In the clinical part, the patients were randomly enrolled in the study without strict exclusion criteria, such as age, preparation during the uptake, diabetes, patient size, and cancer type. The enrolled patients group can be regarded as an epitome of the clinical practice. The enrolled patients in the study included almost all the common cancer types where the lesion uptake SUVmax varying from 1.0 to 40. The body mass index (BMI), known as an impact factor on the image quality [29, 30], of the enrolled patients varied in a large range (from 18.1 to 30.4). In addition, they were found to have accompanying diseases other than cancer, such as liver cirrhosis, ascites or with complication of systemic inflammation. And thus, the results of the study indicated a high compatibility and feasibility in the clinical practice.

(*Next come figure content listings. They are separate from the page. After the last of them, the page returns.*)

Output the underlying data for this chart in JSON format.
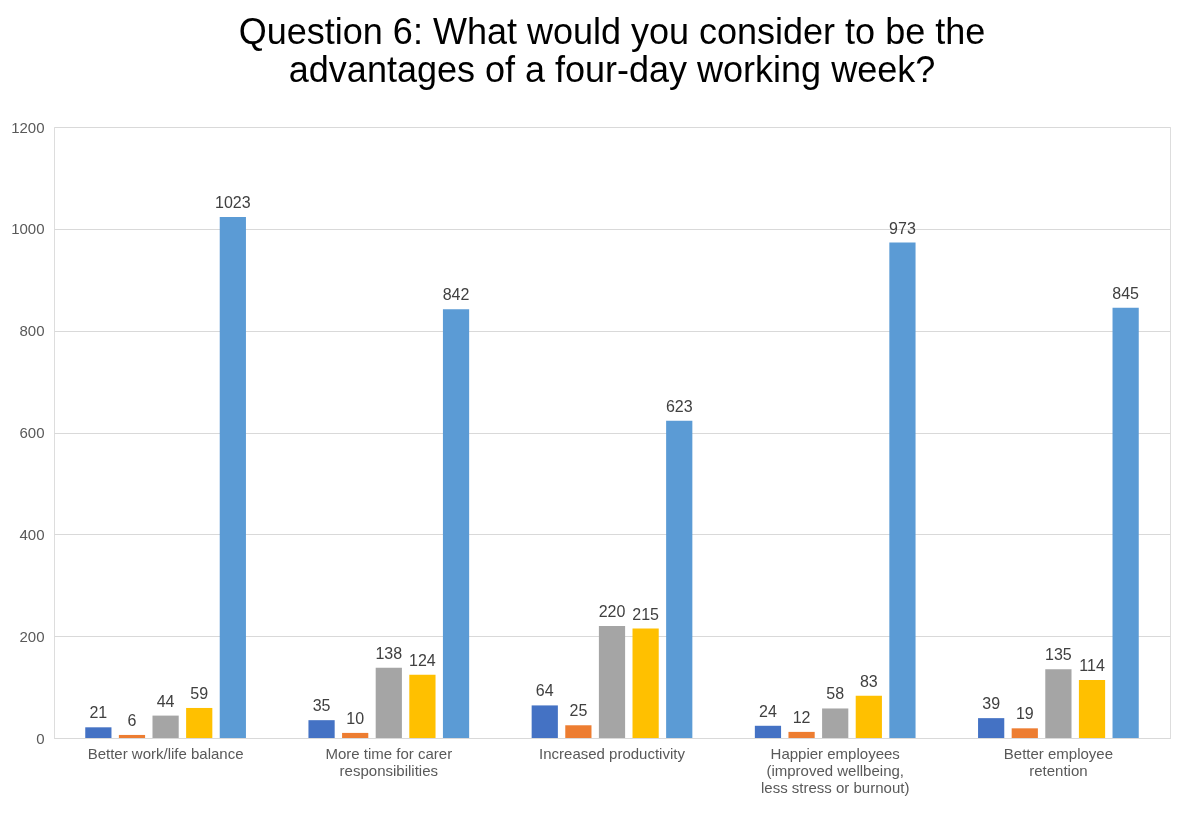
{
  "chart_data": {
    "type": "bar",
    "title": "Question 6: What would you consider to be the advantages of a four-day working week?",
    "categories": [
      "Better work/life balance",
      "More time for carer responsibilities",
      "Increased productivity",
      "Happier employees (improved wellbeing, less stress or burnout)",
      "Better employee retention"
    ],
    "series": [
      {
        "color": "#4472c4",
        "values": [
          21,
          35,
          64,
          24,
          39
        ]
      },
      {
        "color": "#ed7d31",
        "values": [
          6,
          10,
          25,
          12,
          19
        ]
      },
      {
        "color": "#a5a5a5",
        "values": [
          44,
          138,
          220,
          58,
          135
        ]
      },
      {
        "color": "#ffc000",
        "values": [
          59,
          124,
          215,
          83,
          114
        ]
      },
      {
        "color": "#5b9bd5",
        "values": [
          1023,
          842,
          623,
          973,
          845
        ]
      }
    ],
    "ylim": [
      0,
      1200
    ],
    "yticks": [
      0,
      200,
      400,
      600,
      800,
      1000,
      1200
    ],
    "grid": "y",
    "legend": false,
    "data_labels": true
  }
}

Furthermore, the reference protocol in uMI 780 was a typical clinical protocol used in our hospital, with a compromise of the image quality and patient throughput. Although not optimal, the protocols obtained in the study can provide image quality as that in routine oncological studies. Based on the results in the qualitative and quantitative analysis, this study proposed a protocol using a 30s-45s acquisition on uEXPLORER with a consistent image quality to that on uMI 780. The phantom and clinical study showed slightly different results. It is well understood that the phantom study can just simulate the patient morphology and tracer distribution in a simplified way. In the phantom study, the tracer were uniformly distributed in the background and in each hot sphere. However, the tracer distribution in patients was totally different, and with more complexity. The patient related factors, such as body weight, blood glucose level, and liver cirrhosis, can impact the tracer distribution. And thus, a phantom with more anthropomorphic structures and different administered activity will be considered in future studies. Other factors may also impact the results of the clinical study. Due to the different reconstruction slice thickness, it was sometimes difficult to find the same slice between the uEXPLORER and uMI 780 images. The variation between two consecutive slices can induce a bias of the results. In future studies, it can be improved by using an average of several consecutive slices to minimize such bias or drawing a volume of interest (VOI) instead of ROI.
Our study had several limitations. The scans are always performed in a step-and-shoot mode with multiple bed positions with some overlap in a whole-body PET acquisition, whereas the total-body PET acquisition are performed with one bed position to cover the entire patient body. However, in the phantom study, we simplified the acquisition protocol using one bed position for both the scanners. In addition, we only assessed the image quality of the patient body, and assessment on patient head was beyond the scope of the study. Due to the intrinsic limitation of the phantom study, it was difficult to study patients with diversities. Furthermore, the lesions selected in the clinical study were all less than 40mm in diameter according to the sphere size in the phantom study, which may lead a bias on the results.